Creio que os represento a todos, por ter sido neste país, juntamente com Carlos Lessa e Antônio Barros de Castro, uma das suas discípulas mais antigas e fiéis.
Ensinou-nos os fundamentos da economia política e, com a paciência, o entusiasmo e a generosidade que o caracterizavam, guiou os nossos primeiros ensaios sobre economia brasileira. Mais do que isso, ajudou, por meio dos cursos Cepal-BNDE, a formar dezenas de economistas originários das burocracias públicas, da universidade e da política.
Os mais ativos na política de resistência à ditadura acabaram no exílio e vários deles se reencontraram no Chile, onde na Cepal, na Escolatina e na Flacso continuaram desenvolvendo, junto com o mestre, seu pensamento econômico e social em forma mais rigorosa.
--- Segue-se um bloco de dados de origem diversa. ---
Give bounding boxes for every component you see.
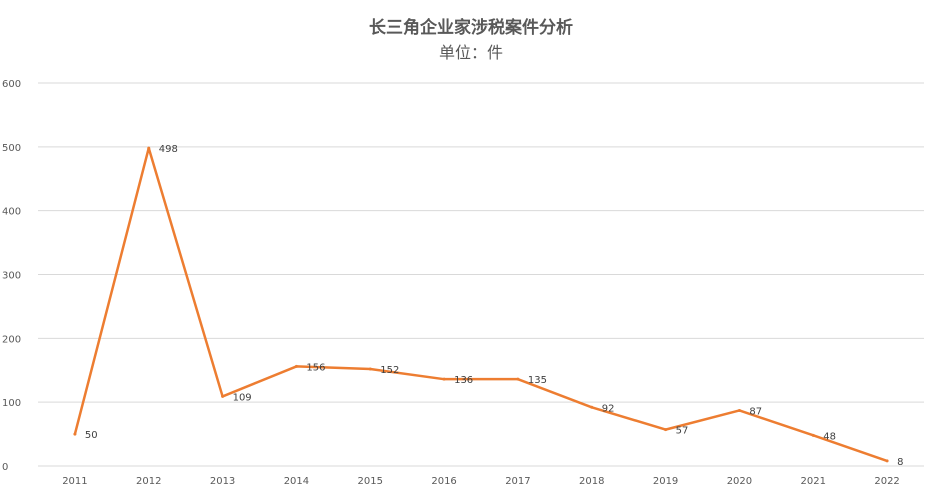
data-point — [737, 408, 741, 412]
gridlines — [38, 82, 924, 467]
data-point — [294, 364, 298, 368]
y-tick-label: 300 — [2, 271, 21, 282]
x-tick-label: 2015 — [358, 476, 383, 487]
data-point — [885, 459, 889, 463]
data-label: 152 — [380, 365, 399, 376]
x-tick-label: 2022 — [874, 476, 899, 487]
data-point — [147, 146, 151, 150]
data-point — [73, 432, 77, 436]
data-label: 48 — [823, 431, 836, 442]
y-tick-label: 600 — [2, 79, 21, 90]
data-point — [811, 433, 815, 437]
data-label: 498 — [159, 144, 178, 155]
data-label: 57 — [676, 426, 689, 437]
x-tick-label: 2020 — [727, 476, 752, 487]
series-group — [73, 146, 889, 463]
x-tick-label: 2017 — [505, 476, 530, 487]
x-tick-label: 2019 — [653, 476, 678, 487]
x-tick-label: 2021 — [801, 476, 826, 487]
data-point — [590, 405, 594, 409]
data-point — [516, 377, 520, 381]
data-label: 8 — [897, 457, 903, 468]
y-tick-label: 500 — [2, 143, 21, 154]
x-tick-label: 2012 — [136, 476, 161, 487]
data-labels: 50 498 109 156 152 136 135 92 57 87 48 8 — [85, 144, 904, 468]
chart-title: 长三角企业家涉税案件分析 — [369, 18, 573, 38]
data-label: 135 — [528, 375, 547, 386]
data-label: 109 — [233, 392, 252, 403]
data-label: 50 — [85, 430, 98, 441]
x-tick-label: 2014 — [284, 476, 309, 487]
x-tick-label: 2011 — [62, 476, 87, 487]
y-axis-ticks: 0 100 200 300 400 500 600 — [2, 79, 21, 473]
data-label: 156 — [306, 362, 325, 373]
data-point — [368, 367, 372, 371]
data-point — [221, 394, 225, 398]
data-label: 136 — [454, 375, 473, 386]
x-axis-ticks: 2011 2012 2013 2014 2015 2016 2017 2018 2019 2020… — [62, 476, 900, 487]
y-tick-label: 100 — [2, 398, 21, 409]
x-tick-label: 2018 — [579, 476, 604, 487]
data-point — [664, 428, 668, 432]
data-point — [442, 377, 446, 381]
data-label: 87 — [749, 406, 762, 417]
x-tick-label: 2016 — [431, 476, 456, 487]
x-tick-label: 2013 — [210, 476, 235, 487]
y-tick-label: 0 — [2, 462, 8, 473]
y-tick-label: 400 — [2, 207, 21, 218]
y-tick-label: 200 — [2, 334, 21, 345]
series-line — [73, 146, 889, 463]
data-label: 92 — [602, 403, 615, 414]
chart-subtitle: 单位：件 — [438, 43, 503, 62]
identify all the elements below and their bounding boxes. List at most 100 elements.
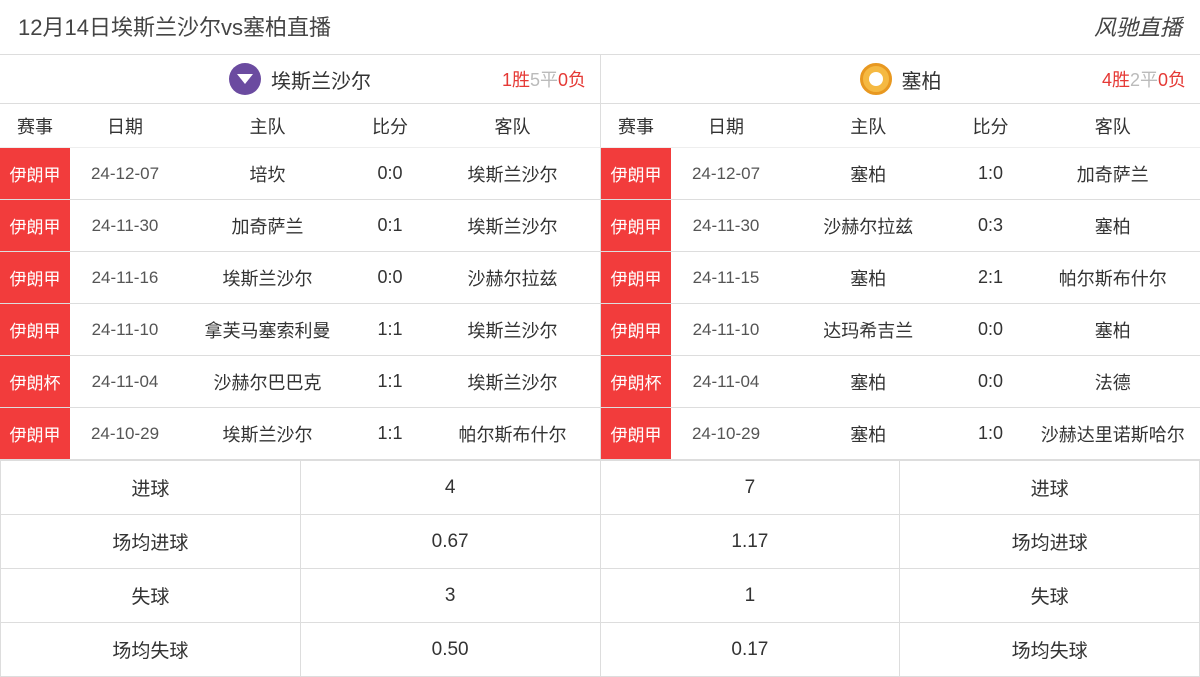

Os que ficaram no Brasil criaram vários centros de ensino e pesquisa, o mais notório dos quais foi o Departamento de Economia da Universidade de Campinas.
Como núcleo de resistência e pensamento econômico independente, grupos de economistas da UFRJ, da Universidade Fluminense, continuaram como puderam o seu trabalho.
Nas burocracias, os núcleos mais importantes do pensamento renovador foram os do BNDE, da Sudene e o do Epea.
Na burocracia, quase todos estão hoje aposentados e os poucos que sobraram, fiéis ao velho mestre, continuam lutando contra a maré. Na universidade, o pensamento histórico-estrutural continua sobrevivendo, embora em condições adversas.
Apesar dessa tardia onda de neoliberalismo que avassala o pensamento econômico, ainda são muitos os que continuam lutando. Creio que, por isso, o velho mestre tinha tanto afeto aos brasileiros. Porque aqui a sua obra como professor teve tantos desdobramentos.
Da sensibilidade humana de Anibal Pinto, ao incorporar aos seus discípulos gente jovem e exilada no Chile de toda a América Latina, muitos poderiam dar testemunho.
No Brasil, temos vários casos, mas creio que o mais notável foi o de José Serra que, sendo engenheiro e exilado, iniciou sua carreira como economista, no Chile, sob a proteção intelectual e afetuosa de d. Anibal.
O compromisso intelectual de Anibal Pinto com o continente latino-americano estendeu-se à Península Ibérica, fundando em Madrid a "Pensamento Iberoamericano", uma revista de economia política, que teve a sua apresentação pública em maio de 1982, incluindo artigos em português e em espanhol de muitos pensadores sociais ibero-americanos que se agregaram à sua volta.
Depois da morte de Raul Prebish, Anibal Pinto passou a dirigir a "Revista da Cepal", onde continuou abrigando economistas, sociólogos, politólogos e ensaístas sociais de muitas tendências e de muitos países, desde que contribuíssem para o debate de idéias nesse continente atormentado, em busca de encontrar a sua própria identidade.
D. Anibal sempre foi um mestre, um pensador original, um promotor de encontros entre os cientistas sociais e, por isso, foi devidamente homenageado em muitos países e no seu Chile, que tanto amava, antes de morrer.
Mas do que todos os discípulos que o amávamos sentimos mais falta é de sua figura humana, de sua alegria, de sua generosidade, de sua tolerância e compaixão com a condição humana. Essa é a herança que esperamos manter no coração, qualquer que seja o caminho intelectual e político que tenhamos tomado.